When was the last time you were bored? Although being bored usually gets a bad rap, a recent New York Timesarticle explains that being bored isn’t all bad.
You’d be surprised to realize just how far back discussions about boredom go–all the way to Pompeii, if not further! Despite its lengthy history, defining boredom has always been difficult because it is discussed in so many different contexts, and is often experienced differently depending on age, gender and other factors. (Bio-individuality applies to mood and disposition, too!) However, the general consensus is that the sensation of boredom is often accompanied by low mood and a sense that time is passing slowly, often due to an environmental issue, such as lack of external stimuli.
Some people are more predisposed to boredom than others. Studies have shown that young people and boys are especially prone to being bored, mostly from the need for external stimulation. But surprisingly, setting up with an iPad or surfing the web can be harmful.
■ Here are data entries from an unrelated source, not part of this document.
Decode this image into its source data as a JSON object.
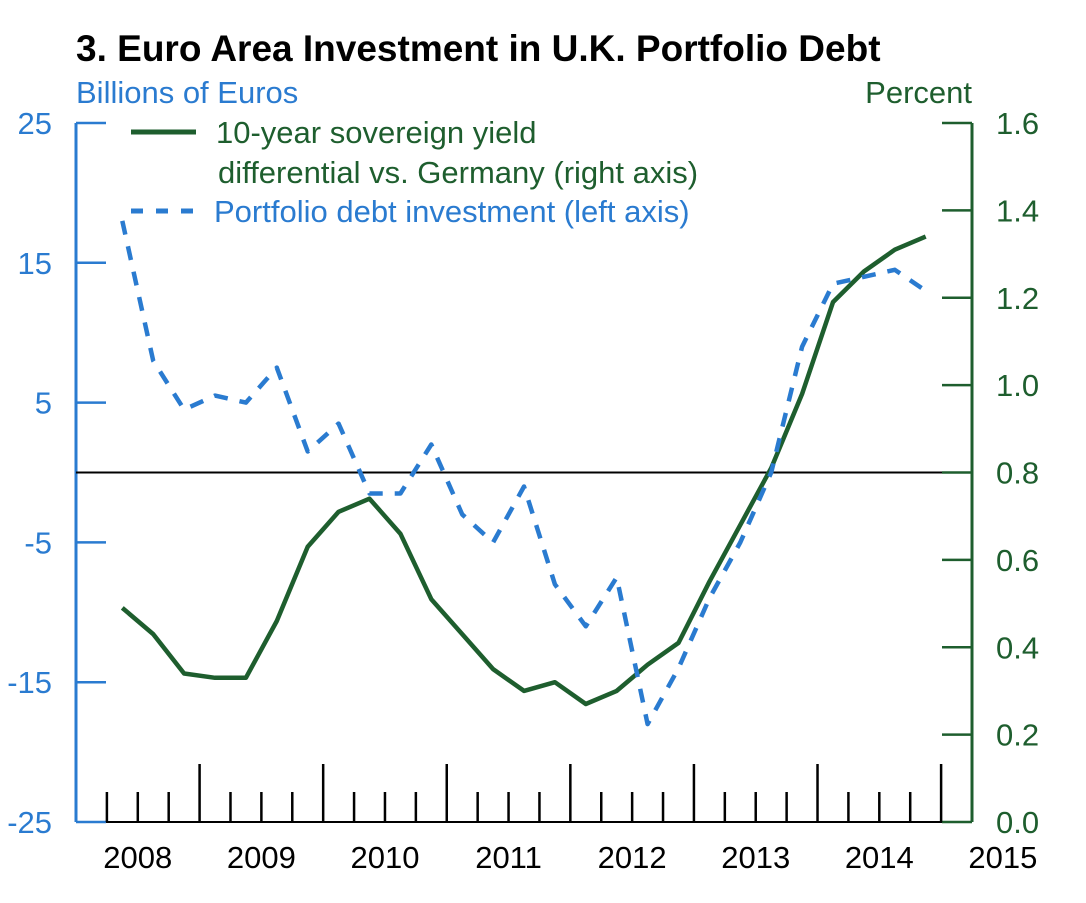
{
  "colors": {
    "yield": "#1e5e2e",
    "portfolio": "#2a7bd0",
    "axis_left": "#2a7bd0",
    "axis_right": "#1e5e2e",
    "zero_line": "#000000"
  },
  "chart_data": {
    "type": "line",
    "title": "3. Euro Area Investment in U.K. Portfolio Debt",
    "left_axis": {
      "label": "Billions of Euros",
      "ylim": [
        -25,
        25
      ],
      "ticks": [
        "25",
        "15",
        "5",
        "-5",
        "-15",
        "-25"
      ],
      "tick_values": [
        25,
        15,
        5,
        -5,
        -15,
        -25
      ]
    },
    "right_axis": {
      "label": "Percent",
      "ylim": [
        0.0,
        1.6
      ],
      "ticks": [
        "1.6",
        "1.4",
        "1.2",
        "1.0",
        "0.8",
        "0.6",
        "0.4",
        "0.2",
        "0.0"
      ],
      "tick_values": [
        1.6,
        1.4,
        1.2,
        1.0,
        0.8,
        0.6,
        0.4,
        0.2,
        0.0
      ]
    },
    "x_axis": {
      "ticks": [
        "2008",
        "2009",
        "2010",
        "2011",
        "2012",
        "2013",
        "2014",
        "2015"
      ],
      "xlim": [
        2008,
        2015.25
      ]
    },
    "zero_line": 0,
    "grid": false,
    "legend_position": "top-left",
    "series": [
      {
        "name": "10-year sovereign yield differential vs. Germany (right axis)",
        "axis": "right",
        "style": "solid",
        "x": [
          2008.375,
          2008.625,
          2008.875,
          2009.125,
          2009.375,
          2009.625,
          2009.875,
          2010.125,
          2010.375,
          2010.625,
          2010.875,
          2011.125,
          2011.375,
          2011.625,
          2011.875,
          2012.125,
          2012.375,
          2012.625,
          2012.875,
          2013.125,
          2013.375,
          2013.625,
          2013.875,
          2014.125,
          2014.375,
          2014.625,
          2014.875
        ],
        "values": [
          0.49,
          0.43,
          0.34,
          0.33,
          0.33,
          0.46,
          0.63,
          0.71,
          0.74,
          0.66,
          0.51,
          0.43,
          0.35,
          0.3,
          0.32,
          0.27,
          0.3,
          0.36,
          0.41,
          0.55,
          0.68,
          0.81,
          0.98,
          1.19,
          1.26,
          1.31,
          1.34
        ]
      },
      {
        "name": "Portfolio debt investment (left axis)",
        "axis": "left",
        "style": "dashed",
        "x": [
          2008.375,
          2008.625,
          2008.875,
          2009.125,
          2009.375,
          2009.625,
          2009.875,
          2010.125,
          2010.375,
          2010.625,
          2010.875,
          2011.125,
          2011.375,
          2011.625,
          2011.875,
          2012.125,
          2012.375,
          2012.625,
          2012.875,
          2013.125,
          2013.375,
          2013.625,
          2013.875,
          2014.125,
          2014.375,
          2014.625,
          2014.875
        ],
        "values": [
          18,
          8,
          4.5,
          5.5,
          5,
          7.5,
          1.5,
          3.5,
          -1.5,
          -1.5,
          2,
          -3,
          -5,
          -1,
          -8,
          -11,
          -7.5,
          -18,
          -14,
          -9,
          -5,
          0,
          9,
          13.5,
          14,
          14.5,
          13
        ]
      }
    ]
  }
}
Plugging in when bored takes the impetus away from self-entertaining. This kind of self-regulation carries over into other spaces, including self-control.
Counter intuitively, boredom also occurs when disrupted from a difficult or time-consuming task, which has led to the groundbreaking revelation that doodling, for years though to be a sign of boredom, may actually help people stay alert. In fact, recent studies have suggested that kids who are allowed to fidget retain more information than those who are forced to sit still, perhaps lured in by the glow of the television or the challenge of Angry Birds on the iPad.
While boredom certainly isn’t something to celebrate, it shouldn’t be viewed as something too critical, either. It gives us the opportunity to explore new mental frontiers and, if used appropriately, can even help us expand our capacity for self-entertainment and self-control. So the next time you’re bored, think twice before turning to your iPad or computer. (Need help unplugging? Here are some ways to take a technology time-out.)
Like any other addiction, the initial withdrawal can be difficult. You may feel disconnected, jittery or impatient with the slower speed of a non-digitized life, but press through! On the other side, you may find yourself enjoying the leisurely cadence of your relaxed brain’s musings. Here’s how to do it:
1. Set a time goal. Whether it’s just a few hours, a day, or the whole weekend. Shoot a quick email to your emergency contacts to let them know you’re going off the grid. If you must provide a backup method of reaching you, make it by phone – but turn off ALL alerts and push notifications other than your ringer.
2. Hide your laptop. “Out of sight out of mind” isn’t always true in practice, but it’s not going to hurt your efforts.
3. Breathe deeply and clear your head. Let your brain reboot, so to speak.
4. Make unplugging a treat. Enjoy a favorite food, activity, or glass of wine while you revel in all the beauty you can see without your computer monitor.
5. Distract yourself. Get outdoors or meet up with a friend. Spend some face time (the real kind, not through the app) with your family. Leave your phone at home if you can. Pretty soon, you’ll remember this isn’t a distraction; this is living.
What ways do you entertain yourself when you’re bored?